En prison, deux patrons de la DZ Mafia de Marseille font plier l'État français au tribunal

En prison, deux patrons de la DZ Mafia de Marseille font plier l’État français au tribunal

INFO PRESSPEPPER / MARSEILLE. Le juge des référés du tribunal administratif de Caen a ordonné, le 18 juillet 2026, au ministre de la Justice de prendre « toutes mes nécessaires » pour mettre fin aux « comportements contraires à la déontologie » observés au centre pénitentiaire de Condé-sur-Sarthe (Orne). Cette décision fait suite à une requête déposée par plusieurs détenus, dont deux cadres de la DZ Mafia de Marseille.

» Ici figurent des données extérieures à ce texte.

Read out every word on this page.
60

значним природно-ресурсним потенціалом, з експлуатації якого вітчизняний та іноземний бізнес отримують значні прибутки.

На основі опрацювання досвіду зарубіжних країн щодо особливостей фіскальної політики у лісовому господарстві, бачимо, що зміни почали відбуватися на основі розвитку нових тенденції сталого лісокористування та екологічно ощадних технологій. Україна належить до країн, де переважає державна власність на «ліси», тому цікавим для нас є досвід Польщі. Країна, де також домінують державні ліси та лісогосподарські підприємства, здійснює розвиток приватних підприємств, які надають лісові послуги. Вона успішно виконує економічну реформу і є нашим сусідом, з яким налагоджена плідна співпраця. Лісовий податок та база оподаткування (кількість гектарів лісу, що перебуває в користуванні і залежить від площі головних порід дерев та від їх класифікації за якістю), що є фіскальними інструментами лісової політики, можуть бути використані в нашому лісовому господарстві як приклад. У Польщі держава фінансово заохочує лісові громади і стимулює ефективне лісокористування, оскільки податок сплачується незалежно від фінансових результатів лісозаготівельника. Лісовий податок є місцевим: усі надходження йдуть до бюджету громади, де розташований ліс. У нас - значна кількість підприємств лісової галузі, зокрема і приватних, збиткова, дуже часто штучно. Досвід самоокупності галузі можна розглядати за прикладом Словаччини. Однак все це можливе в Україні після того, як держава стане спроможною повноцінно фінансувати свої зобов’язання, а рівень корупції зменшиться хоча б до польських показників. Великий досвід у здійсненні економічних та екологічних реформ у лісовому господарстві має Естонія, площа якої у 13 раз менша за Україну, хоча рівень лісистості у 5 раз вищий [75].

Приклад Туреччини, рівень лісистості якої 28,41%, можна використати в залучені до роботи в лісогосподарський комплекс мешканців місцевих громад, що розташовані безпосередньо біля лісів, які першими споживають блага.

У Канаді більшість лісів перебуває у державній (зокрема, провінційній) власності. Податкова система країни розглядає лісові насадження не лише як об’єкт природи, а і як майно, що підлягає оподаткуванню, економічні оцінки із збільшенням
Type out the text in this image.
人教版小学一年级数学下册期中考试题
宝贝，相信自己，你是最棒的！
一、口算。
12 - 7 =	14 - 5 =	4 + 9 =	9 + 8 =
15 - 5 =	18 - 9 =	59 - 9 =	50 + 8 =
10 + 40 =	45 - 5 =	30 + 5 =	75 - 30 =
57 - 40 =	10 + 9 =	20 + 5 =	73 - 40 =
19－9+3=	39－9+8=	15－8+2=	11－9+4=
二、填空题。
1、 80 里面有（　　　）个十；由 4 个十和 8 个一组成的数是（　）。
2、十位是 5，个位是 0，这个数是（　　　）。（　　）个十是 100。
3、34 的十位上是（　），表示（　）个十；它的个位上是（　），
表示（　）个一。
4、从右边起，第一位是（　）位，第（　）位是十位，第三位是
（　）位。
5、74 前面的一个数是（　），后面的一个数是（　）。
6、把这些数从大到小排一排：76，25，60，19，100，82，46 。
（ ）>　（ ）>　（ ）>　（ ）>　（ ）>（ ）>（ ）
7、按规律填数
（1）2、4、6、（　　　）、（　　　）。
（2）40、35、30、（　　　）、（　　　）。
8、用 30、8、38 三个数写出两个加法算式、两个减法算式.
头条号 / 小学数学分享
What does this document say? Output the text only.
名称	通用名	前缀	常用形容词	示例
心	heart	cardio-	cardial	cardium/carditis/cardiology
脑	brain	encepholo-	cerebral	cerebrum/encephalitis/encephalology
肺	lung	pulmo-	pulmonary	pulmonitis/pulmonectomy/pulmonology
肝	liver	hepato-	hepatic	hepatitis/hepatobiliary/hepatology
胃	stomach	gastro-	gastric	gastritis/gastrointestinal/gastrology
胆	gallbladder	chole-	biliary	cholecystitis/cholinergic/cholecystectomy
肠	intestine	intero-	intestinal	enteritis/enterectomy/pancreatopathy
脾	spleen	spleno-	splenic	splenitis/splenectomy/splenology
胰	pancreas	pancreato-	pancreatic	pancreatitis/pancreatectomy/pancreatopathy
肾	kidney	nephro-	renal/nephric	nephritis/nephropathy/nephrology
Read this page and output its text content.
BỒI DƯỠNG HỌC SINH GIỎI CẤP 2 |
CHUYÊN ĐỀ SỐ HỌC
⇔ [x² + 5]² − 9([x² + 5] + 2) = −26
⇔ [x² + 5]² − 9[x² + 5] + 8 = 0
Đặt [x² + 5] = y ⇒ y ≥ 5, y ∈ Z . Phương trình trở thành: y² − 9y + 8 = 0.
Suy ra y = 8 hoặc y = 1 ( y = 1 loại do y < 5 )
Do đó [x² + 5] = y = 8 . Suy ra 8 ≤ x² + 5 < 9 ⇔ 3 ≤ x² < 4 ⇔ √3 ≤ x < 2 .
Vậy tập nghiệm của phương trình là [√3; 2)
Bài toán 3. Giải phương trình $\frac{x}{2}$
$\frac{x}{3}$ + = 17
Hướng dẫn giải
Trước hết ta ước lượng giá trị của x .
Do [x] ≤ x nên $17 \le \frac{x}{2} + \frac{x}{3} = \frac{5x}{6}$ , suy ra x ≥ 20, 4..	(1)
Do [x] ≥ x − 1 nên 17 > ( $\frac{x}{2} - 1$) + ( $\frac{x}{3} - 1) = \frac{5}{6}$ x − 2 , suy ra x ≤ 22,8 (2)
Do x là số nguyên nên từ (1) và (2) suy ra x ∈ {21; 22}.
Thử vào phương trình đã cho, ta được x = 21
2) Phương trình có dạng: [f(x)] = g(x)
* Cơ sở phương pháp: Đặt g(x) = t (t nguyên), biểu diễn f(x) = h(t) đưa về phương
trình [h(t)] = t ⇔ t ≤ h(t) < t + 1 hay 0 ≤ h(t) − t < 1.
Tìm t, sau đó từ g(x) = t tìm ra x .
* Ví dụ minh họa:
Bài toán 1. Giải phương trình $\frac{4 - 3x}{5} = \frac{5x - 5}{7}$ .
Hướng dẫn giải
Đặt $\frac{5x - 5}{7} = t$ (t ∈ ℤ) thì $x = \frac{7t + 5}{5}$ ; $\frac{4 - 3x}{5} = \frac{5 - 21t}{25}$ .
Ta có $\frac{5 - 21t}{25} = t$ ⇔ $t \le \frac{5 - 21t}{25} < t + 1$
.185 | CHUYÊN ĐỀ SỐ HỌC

En juillet 2025, le gouvernement français a créé deux Quartiers de Lutte contre la Criminalité Organisée (QLCO) à Condé-sur-Sarthe et Vendin-le-Vieil (Pas-de-Calais) afin d’empêcher les trafiquants les plus dangereux de poursuivre leurs activités depuis leur cellule. Cependant, l’Observatoire international des prisons (OIP) a dénoncé un « régime d’isolement quasi-total » qui porte atteinte aux droits fondamentaux des détenus.

Le 9 juin 2026, la Contrôleuse générale des lieux de privation de liberté (CGLPL) a formulé des recommandations urgentes après avoir constaté des « violences systémiques » et des « attouchements sexuels » au sein de l’établissement. Ces abus ont entraîné des « lésions médicalement constatées » sur les détenus. La CGLPL a également signalé un climat d’intimidation et d’abus de pouvoir, ainsi que des pratiques dégradantes.

Début juillet 2026, l’OIP a déposé un recours au tribunal administratif, soutenu par quatorze détenus du QLCO de Condé-sur-Sarthe. Parmi eux, Gabriel Ori et Hacène Larbi, deux figures de la DZ Mafia, qui ont récemment fait les gros titres. Les avocats des deux détenus ont été mis en examen pour avoir facilité la communication de leurs clients avec l’extérieur.

Dans son ordonnance, le juge a reconnu que les agissements constatés par la CGLPL étaient d’une « particulière gravité » et a ordonné au ministre de la Justice de prendre des mes pour mettre fin à ces abus. L’État a également été condamné à verser 1.000 euros à l’OIP pour couvrir ses frais de justice.